Prerequisites: - Install tox:

pip install tox
Using pipx is recommended for isolation:
pipx install tox
- Ensure the targeted Python versions are installed and discoverable (e.g., via pyenv or system packages).

Common tasks:

  • Run the test suite across all configured Python versions:
    tox
    
  • Run tests for a single interpreter:
    tox -e py311
    
  • Pass arguments through to pytest:
    tox -e py311 -- -q
    
  • Run coverage:

    tox -e coverage
    
    The coverage environment will run pytest with coverage enabled and report results to the console. A coverage data file (e.g., .coverage) may be generated for further reporting.

  • Speed up by running environments in parallel:

    tox -p auto
    

Notes: - Tox environments install the project along with the async extras so async-related tests and functionality are available. - If tox fails due to missing interpreters, install them (e.g., via pyenv) and ensure they’re on PATH.
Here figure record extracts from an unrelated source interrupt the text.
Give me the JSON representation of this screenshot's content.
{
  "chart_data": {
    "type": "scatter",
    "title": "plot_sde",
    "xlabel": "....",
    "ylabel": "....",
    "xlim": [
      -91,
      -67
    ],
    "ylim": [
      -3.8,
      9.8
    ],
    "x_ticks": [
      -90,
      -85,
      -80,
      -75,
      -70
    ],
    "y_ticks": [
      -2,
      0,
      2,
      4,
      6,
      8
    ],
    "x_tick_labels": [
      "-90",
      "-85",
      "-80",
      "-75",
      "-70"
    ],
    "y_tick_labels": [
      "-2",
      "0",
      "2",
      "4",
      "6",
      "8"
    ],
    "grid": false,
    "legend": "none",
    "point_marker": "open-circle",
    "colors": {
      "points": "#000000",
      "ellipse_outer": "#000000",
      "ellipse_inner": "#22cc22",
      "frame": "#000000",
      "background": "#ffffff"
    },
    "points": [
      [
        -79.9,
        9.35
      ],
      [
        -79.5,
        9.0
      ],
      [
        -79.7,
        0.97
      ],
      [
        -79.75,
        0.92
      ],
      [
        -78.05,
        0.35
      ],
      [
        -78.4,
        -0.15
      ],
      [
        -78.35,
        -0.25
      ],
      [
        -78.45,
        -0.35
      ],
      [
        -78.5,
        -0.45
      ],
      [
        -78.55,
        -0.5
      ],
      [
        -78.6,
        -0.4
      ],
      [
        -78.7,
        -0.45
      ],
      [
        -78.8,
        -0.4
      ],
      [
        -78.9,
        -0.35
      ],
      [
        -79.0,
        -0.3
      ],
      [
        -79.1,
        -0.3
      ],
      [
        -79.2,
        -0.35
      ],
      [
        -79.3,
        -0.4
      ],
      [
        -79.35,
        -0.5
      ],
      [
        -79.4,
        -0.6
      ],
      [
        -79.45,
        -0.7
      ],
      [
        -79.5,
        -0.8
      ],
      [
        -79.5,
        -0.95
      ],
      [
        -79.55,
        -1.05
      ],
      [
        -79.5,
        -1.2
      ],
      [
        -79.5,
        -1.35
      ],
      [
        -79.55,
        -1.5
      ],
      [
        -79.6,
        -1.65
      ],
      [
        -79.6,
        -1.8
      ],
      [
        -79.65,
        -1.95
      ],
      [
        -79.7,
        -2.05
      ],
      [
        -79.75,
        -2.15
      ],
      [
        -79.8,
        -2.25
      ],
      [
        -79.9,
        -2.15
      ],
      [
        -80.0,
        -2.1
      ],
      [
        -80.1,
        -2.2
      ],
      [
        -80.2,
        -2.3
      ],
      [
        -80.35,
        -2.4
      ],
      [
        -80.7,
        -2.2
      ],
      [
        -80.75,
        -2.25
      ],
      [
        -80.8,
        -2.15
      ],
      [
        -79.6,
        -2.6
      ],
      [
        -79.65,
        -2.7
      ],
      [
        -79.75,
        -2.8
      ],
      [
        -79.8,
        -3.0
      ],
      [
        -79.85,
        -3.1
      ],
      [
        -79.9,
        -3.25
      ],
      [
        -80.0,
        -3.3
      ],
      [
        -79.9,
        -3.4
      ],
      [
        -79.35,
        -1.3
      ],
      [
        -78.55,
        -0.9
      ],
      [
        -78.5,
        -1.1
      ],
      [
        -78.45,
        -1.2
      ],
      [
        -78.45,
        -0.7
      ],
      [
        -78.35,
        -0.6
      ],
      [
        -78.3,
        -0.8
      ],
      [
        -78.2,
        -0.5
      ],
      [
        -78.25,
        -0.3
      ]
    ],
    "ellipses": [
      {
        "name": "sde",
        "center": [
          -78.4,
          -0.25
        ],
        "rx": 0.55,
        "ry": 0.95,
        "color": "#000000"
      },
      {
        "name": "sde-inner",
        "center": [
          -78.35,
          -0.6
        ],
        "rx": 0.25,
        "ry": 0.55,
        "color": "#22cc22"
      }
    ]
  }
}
Typical Development Workflow

  1. Create and activate a virtual environment:

    python -m venv .venv
    source .venv/bin/activate  # on Windows: .venv\Scripts\activate
    

  2. Install the project (editable) and optional extras if needed:

    pip install -e ".[async]"
    

  3. Run tests quickly via pytest (single environment):

    pip install pytest
    pytest
    

  4. Validate across all supported Python versions using tox:

    tox
    

  5. Generate a coverage report:

    tox -e coverage
    

  6. Build release artifacts:

    pip install build
    python -m build
    

  7. Tag and publish (when ready):

    git tag -a vX.Y.Z -m "Release vX.Y.Z"
    git push --tags
    pip install twine
    twine upload dist/*
    

Troubleshooting

  • Missing Python interpreters in tox:
  • Install the required versions (py310–py314) using pyenv or your OS package manager.
  • Recreate tox environments:

    tox -r
    

  • Version appears as a dirty or local version:

  • Ensure you have a clean working tree and a proper Git tag for the release commit.
  • setuptools_scm uses Git metadata; verify the repository is not shallow and tags are available locally.